Polymer Can Kill Bacteria Without Creating Antibiotic Resistance

Researchers have used a combination of organic chemistry and material science to develop a new family of polymer materials that can kill bacteria without inducing the threat of antibiotic resistance. 

The material—what's called a cationic polymer—may help combat a growing threat to public health that can make even common injuries and infections lethal and causes several million infections per year, according to the Centers for Disease Control and Prevention (CDC). 

Because the development of bacteria that resists antibiotics is such a problem, especially in hospital and care settings, scientists already have developed some materials that can fight and even kill bacteria. However, these materials tend to spur in bacteria a tendency to develop resistant strains, making it harder to combat future infections caused by the microorganisms.

The team, led by Quentin Michaudel, assistant professor in Texas A&M University's Department of Chemistry, used a combination of both organic chemistry and polymer science to create the new material, which kills bacteria by disrupting its membrane and uses as a key component a catalyst called AquaMet, the researchers said.

Successful Polymer Synthesis

Researchers synthesized the new polymer by designing a positively charged molecule that can be stitched many times to form a large molecule made of the same repeating charged motif. 

The AquaMet catalyst used for the synthesis had the capability to both tolerate a high concentration of charges and also be water-soluble—an uncommon feature for this type of process and important to creating a successful polymer, Michaudel said.

“The new polymers we synthesized could help fight antibiotic resistance in the future by providing antibacterial molecules that operate through a mechanism against which bacteria do not seem to develop resistance,” he said.

Fighting Superbugs

After synthesizing the new polymer, the researchers tested it against two type of antibiotic-resistant bacteria that are the source of dangerous infections—E. coli and Staphylococcus aureus (MRSA). For the tests—which demonstrated that the polymer could work against those superbugs—Michaudel's team worked with a group of chemical engineers led by Professor Jessica Schiffman at the University of Massachusetts Amherst.  

"Cationic polymers are a promising class of bioactive agents, which trigger bacterial cell death through physical disruption of their membranes," the researchers wrote in an abstract of a paper on their work in the journal Proceedings of the National Academy of Sciences (PNAS). "However, polymerization processes must be designed to optimize the therapeutic potential of cationic polymers."
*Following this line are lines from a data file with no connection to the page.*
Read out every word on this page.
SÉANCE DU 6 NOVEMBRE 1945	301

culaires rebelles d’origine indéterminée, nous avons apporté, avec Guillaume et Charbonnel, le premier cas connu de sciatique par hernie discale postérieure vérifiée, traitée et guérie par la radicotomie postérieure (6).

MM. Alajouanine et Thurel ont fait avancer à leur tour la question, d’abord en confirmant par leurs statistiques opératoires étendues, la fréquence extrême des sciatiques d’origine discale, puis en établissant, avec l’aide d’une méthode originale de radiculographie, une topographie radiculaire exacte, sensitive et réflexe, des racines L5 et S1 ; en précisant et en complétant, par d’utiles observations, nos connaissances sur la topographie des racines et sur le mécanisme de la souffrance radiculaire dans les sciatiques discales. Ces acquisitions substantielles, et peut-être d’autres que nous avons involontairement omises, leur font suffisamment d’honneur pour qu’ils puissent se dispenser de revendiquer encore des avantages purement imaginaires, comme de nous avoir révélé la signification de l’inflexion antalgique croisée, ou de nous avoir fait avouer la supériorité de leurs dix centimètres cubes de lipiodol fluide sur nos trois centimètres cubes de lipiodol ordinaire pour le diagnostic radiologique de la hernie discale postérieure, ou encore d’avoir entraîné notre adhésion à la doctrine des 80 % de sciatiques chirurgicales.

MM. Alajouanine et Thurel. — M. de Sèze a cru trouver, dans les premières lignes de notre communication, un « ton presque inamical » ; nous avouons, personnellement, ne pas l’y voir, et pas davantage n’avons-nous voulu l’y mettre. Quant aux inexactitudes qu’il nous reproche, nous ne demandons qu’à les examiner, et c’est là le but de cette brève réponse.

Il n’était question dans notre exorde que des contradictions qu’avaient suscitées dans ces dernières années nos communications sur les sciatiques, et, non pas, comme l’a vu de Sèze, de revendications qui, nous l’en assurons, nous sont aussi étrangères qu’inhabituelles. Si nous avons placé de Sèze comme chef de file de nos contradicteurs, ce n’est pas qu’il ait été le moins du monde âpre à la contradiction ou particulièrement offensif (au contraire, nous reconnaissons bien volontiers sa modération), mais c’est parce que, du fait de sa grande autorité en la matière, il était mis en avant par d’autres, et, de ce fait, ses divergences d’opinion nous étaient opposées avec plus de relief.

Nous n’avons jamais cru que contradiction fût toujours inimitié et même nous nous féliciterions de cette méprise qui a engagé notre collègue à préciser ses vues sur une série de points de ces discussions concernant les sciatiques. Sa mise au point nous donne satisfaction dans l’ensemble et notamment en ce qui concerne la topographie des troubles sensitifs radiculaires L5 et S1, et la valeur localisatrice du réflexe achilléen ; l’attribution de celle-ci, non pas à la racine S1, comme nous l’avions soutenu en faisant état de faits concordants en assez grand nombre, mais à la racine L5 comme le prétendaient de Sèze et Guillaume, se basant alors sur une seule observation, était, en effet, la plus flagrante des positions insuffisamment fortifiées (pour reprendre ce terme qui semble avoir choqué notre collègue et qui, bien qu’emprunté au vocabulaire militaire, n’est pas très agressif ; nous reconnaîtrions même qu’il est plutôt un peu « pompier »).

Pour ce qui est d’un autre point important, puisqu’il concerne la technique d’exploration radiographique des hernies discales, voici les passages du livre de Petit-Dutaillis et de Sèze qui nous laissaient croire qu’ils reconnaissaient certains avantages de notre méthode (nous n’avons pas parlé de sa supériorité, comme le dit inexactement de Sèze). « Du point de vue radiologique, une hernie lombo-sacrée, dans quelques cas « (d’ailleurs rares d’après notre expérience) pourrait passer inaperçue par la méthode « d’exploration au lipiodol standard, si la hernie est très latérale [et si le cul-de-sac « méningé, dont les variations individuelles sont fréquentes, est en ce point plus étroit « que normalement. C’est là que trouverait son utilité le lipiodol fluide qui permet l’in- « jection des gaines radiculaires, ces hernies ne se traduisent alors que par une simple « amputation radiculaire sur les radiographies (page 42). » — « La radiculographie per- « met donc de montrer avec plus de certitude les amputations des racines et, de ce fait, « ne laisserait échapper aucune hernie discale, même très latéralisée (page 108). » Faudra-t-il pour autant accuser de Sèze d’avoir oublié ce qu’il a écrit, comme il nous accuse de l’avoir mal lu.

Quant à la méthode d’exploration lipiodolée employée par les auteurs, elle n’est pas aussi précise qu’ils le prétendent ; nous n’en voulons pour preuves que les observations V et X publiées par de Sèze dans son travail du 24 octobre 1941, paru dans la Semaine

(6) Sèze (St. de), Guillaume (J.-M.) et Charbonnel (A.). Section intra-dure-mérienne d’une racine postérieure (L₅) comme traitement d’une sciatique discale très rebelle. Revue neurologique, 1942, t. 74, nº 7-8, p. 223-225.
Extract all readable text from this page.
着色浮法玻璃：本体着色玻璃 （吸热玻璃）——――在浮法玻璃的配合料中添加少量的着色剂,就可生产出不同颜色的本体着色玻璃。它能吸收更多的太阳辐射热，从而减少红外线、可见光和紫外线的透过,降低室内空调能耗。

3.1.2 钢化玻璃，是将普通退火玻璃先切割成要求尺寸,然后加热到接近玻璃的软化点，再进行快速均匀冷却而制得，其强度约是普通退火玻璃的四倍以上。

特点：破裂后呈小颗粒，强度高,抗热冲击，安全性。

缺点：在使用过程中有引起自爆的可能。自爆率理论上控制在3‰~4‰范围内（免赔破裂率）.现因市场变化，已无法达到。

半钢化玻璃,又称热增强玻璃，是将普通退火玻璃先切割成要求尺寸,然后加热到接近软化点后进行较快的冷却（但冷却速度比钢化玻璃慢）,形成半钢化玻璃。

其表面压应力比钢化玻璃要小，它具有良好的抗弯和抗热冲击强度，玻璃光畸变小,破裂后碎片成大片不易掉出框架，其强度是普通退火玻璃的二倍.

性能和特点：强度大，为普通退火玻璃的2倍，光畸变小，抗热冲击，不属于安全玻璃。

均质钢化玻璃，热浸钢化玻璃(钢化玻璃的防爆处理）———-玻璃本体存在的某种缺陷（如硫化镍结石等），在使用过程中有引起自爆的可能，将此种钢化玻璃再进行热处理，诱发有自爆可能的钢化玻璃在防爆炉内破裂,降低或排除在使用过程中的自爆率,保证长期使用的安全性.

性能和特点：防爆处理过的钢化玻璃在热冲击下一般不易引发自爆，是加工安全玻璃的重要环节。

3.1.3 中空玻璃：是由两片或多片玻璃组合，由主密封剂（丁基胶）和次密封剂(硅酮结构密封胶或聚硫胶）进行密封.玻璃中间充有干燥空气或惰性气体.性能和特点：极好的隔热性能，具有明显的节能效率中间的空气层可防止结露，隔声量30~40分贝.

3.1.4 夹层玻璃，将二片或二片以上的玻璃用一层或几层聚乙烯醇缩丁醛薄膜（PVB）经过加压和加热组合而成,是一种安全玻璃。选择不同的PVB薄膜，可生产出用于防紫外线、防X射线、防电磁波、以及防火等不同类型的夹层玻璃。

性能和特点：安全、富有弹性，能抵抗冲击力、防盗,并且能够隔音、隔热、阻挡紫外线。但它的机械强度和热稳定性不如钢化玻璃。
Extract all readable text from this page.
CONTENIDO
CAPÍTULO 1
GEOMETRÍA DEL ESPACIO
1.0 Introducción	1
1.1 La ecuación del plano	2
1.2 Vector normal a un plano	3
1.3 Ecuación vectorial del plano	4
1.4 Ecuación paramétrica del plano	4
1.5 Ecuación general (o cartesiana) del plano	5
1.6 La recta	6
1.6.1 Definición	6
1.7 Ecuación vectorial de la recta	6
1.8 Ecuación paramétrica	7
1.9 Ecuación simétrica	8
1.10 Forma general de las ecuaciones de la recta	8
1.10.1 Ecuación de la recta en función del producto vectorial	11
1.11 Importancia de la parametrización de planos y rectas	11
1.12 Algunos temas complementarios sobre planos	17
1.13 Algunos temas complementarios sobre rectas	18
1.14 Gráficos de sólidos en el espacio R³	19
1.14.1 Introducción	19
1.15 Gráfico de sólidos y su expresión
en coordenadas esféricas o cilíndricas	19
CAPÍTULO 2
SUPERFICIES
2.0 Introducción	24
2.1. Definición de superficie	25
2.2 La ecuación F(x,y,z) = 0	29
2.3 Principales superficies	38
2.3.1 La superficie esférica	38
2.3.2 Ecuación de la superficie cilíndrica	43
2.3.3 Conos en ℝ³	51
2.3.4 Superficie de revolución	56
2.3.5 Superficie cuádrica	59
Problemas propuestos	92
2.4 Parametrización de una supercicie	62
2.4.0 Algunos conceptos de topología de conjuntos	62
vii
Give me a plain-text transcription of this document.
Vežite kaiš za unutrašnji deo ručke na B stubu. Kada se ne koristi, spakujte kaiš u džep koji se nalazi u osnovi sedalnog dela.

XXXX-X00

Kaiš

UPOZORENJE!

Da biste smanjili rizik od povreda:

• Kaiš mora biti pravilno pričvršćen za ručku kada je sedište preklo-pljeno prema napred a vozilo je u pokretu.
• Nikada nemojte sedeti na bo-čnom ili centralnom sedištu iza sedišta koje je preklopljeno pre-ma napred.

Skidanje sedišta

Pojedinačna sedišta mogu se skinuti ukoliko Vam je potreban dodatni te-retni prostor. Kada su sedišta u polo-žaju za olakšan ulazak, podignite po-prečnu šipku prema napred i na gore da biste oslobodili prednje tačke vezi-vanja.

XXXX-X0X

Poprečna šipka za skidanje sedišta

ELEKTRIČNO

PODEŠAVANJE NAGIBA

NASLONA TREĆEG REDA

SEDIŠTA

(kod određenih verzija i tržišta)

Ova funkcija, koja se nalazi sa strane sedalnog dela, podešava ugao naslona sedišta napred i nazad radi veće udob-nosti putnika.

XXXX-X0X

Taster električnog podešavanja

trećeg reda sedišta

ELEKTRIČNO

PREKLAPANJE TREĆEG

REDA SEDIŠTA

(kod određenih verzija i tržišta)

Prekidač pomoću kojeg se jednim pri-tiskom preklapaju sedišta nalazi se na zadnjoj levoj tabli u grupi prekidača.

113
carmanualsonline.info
This therapeutic potential is why the researchers also tested their polymers’ toxicity against human red blood cells—a common issue with antibacterial polymers, which tend to lack selectivity between bacteria and human cells when targeting the cellular membrane, Michaudel said. 

“The key is to strike a right balance between effectively inhibiting bacteria growth and killing several types of cells indiscriminately," he explained. In fact, the next stage of the researchers' focus on the material's design will be to improve how it targets bacteria cells specifically instead of human cells, Michaudel said.